Western Blot - Analysis of Experimental Data

You wish to explore the expression pattern of the POI protein  in various tissues of the centaurembryo. (POI - Protein of Interest - is a fictional protein, used as an example in this tutorial.) Your goal is to determine whether the horse-derived organs and the human derived organs differ in the expression pattern of POI.
To that end you take a 30 days embryo, dissect the various organs, prepare whole tissue lysates from the various organs and run samples in two equal polyacrylamide gels, taking special care to load equal amounts of the lysates in each well. You use one gel to prepare the blot, and treat it with an anti-POI antibody, and then with a secondary antibody  conjugated to a reporter enzyme. Immunoblotting will show you only the POI protein on the gel.
You use the second gel to perform Coomassie staining. This staining will show ALL proteins on the gel.
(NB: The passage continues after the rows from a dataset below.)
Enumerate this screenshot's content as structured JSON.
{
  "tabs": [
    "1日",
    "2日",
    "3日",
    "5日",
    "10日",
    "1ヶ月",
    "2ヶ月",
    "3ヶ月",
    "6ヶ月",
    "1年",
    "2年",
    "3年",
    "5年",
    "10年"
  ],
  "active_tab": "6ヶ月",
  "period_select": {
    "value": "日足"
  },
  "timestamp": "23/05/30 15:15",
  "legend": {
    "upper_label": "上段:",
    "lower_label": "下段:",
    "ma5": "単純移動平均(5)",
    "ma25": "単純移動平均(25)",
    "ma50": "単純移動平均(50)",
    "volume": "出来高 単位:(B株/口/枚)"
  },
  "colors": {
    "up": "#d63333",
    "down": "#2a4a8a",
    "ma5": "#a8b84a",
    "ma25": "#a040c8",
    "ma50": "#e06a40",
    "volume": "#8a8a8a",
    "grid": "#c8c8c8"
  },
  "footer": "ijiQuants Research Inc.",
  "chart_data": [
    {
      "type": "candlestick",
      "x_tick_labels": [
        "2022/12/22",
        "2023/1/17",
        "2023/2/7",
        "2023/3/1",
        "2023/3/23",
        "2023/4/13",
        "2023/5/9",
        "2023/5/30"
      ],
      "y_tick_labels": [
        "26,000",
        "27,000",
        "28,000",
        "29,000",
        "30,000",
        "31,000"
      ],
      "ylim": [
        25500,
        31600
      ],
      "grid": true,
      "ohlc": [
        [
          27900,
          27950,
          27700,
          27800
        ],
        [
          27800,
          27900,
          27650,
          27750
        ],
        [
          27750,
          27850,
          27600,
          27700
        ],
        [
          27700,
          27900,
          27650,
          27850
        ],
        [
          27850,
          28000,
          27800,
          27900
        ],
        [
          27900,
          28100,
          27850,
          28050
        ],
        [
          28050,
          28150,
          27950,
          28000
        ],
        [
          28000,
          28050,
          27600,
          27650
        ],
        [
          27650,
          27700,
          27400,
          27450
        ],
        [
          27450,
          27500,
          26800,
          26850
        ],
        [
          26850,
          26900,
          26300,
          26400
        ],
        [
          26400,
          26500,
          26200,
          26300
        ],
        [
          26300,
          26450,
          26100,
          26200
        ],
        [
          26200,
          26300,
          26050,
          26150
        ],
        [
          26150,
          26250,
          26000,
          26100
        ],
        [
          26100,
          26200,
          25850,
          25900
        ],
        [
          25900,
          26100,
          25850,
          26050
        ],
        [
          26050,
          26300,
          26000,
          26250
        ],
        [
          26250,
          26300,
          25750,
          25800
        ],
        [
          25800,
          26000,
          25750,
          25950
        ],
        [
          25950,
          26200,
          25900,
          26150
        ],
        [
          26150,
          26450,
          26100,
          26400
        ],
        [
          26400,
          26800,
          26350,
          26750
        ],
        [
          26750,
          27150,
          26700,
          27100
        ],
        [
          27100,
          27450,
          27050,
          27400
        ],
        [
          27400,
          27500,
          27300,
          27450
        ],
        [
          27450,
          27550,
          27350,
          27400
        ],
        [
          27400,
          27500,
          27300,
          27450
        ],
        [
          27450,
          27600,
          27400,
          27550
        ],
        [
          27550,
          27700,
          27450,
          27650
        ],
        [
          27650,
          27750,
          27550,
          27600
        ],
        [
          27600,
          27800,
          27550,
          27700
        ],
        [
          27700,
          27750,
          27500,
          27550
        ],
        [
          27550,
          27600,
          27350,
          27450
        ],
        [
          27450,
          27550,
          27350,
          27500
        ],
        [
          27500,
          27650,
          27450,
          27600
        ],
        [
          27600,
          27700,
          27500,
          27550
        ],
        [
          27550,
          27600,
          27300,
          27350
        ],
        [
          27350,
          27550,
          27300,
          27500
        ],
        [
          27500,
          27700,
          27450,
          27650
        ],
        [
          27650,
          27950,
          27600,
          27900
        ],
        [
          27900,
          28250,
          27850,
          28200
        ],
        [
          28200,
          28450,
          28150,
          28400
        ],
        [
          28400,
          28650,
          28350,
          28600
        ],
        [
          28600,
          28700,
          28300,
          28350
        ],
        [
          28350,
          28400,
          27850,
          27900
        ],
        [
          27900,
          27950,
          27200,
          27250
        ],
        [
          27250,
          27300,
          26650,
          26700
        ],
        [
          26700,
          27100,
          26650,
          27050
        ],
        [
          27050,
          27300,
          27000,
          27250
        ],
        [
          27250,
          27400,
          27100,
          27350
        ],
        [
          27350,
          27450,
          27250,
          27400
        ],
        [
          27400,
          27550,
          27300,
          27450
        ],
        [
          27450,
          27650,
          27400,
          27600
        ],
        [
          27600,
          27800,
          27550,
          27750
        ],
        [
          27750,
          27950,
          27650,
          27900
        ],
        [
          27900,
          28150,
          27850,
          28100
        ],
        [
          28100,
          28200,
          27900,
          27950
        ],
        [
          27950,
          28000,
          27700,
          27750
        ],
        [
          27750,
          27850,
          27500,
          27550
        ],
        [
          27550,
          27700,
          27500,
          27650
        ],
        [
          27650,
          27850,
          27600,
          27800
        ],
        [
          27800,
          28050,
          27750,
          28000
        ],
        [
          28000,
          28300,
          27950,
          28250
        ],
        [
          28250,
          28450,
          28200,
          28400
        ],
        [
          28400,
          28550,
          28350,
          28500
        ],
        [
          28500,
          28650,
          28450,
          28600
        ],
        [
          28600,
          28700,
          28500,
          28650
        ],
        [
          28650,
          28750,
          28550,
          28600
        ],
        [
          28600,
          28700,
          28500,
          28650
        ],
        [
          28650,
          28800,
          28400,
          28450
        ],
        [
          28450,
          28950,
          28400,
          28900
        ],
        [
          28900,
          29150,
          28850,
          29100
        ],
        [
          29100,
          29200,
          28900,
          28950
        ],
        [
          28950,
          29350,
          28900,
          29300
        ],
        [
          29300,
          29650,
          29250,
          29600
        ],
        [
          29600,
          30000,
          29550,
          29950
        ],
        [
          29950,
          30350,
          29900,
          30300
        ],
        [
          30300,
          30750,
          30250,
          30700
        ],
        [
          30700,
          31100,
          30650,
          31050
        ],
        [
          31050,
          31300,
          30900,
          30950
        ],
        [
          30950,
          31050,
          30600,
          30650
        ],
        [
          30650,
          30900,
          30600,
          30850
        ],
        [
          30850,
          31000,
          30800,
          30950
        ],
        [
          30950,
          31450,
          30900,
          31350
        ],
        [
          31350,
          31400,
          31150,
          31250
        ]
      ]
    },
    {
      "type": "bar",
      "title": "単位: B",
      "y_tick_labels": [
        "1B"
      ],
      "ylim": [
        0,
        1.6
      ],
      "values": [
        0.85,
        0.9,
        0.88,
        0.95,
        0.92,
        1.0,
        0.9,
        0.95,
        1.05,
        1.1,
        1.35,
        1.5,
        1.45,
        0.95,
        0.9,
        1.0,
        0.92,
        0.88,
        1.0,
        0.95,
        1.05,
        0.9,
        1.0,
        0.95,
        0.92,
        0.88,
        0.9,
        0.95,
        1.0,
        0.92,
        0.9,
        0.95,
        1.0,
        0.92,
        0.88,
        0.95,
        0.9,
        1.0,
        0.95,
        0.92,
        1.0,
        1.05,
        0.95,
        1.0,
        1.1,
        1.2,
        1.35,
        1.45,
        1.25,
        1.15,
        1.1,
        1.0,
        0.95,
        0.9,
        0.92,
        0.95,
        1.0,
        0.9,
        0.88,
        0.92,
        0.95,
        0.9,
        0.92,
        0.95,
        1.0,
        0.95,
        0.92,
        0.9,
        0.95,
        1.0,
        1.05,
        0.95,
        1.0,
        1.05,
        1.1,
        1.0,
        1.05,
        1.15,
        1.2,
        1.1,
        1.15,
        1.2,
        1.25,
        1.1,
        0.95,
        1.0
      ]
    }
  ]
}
Here are the results of the two procedures.

Coomassie Staining 
(Detects all proteins)
Immunoblot
(Detects the POI protein)
What can you learn about the expression pattern of POI?
1. Immunoblotting is not sensitive enough. We can see POI in all samples following Coomassie staining but not following the immunoblotting. Apparently, Coomassie staining is a more sensitive method.
2. Something went wrong with the immunoblotting. Thus, we hardly see any staining. We need to repeat the procedure more carefully.
3. There are relatively low amounts of POI in the various organs, so we cannot detect them using whole tissue lysates.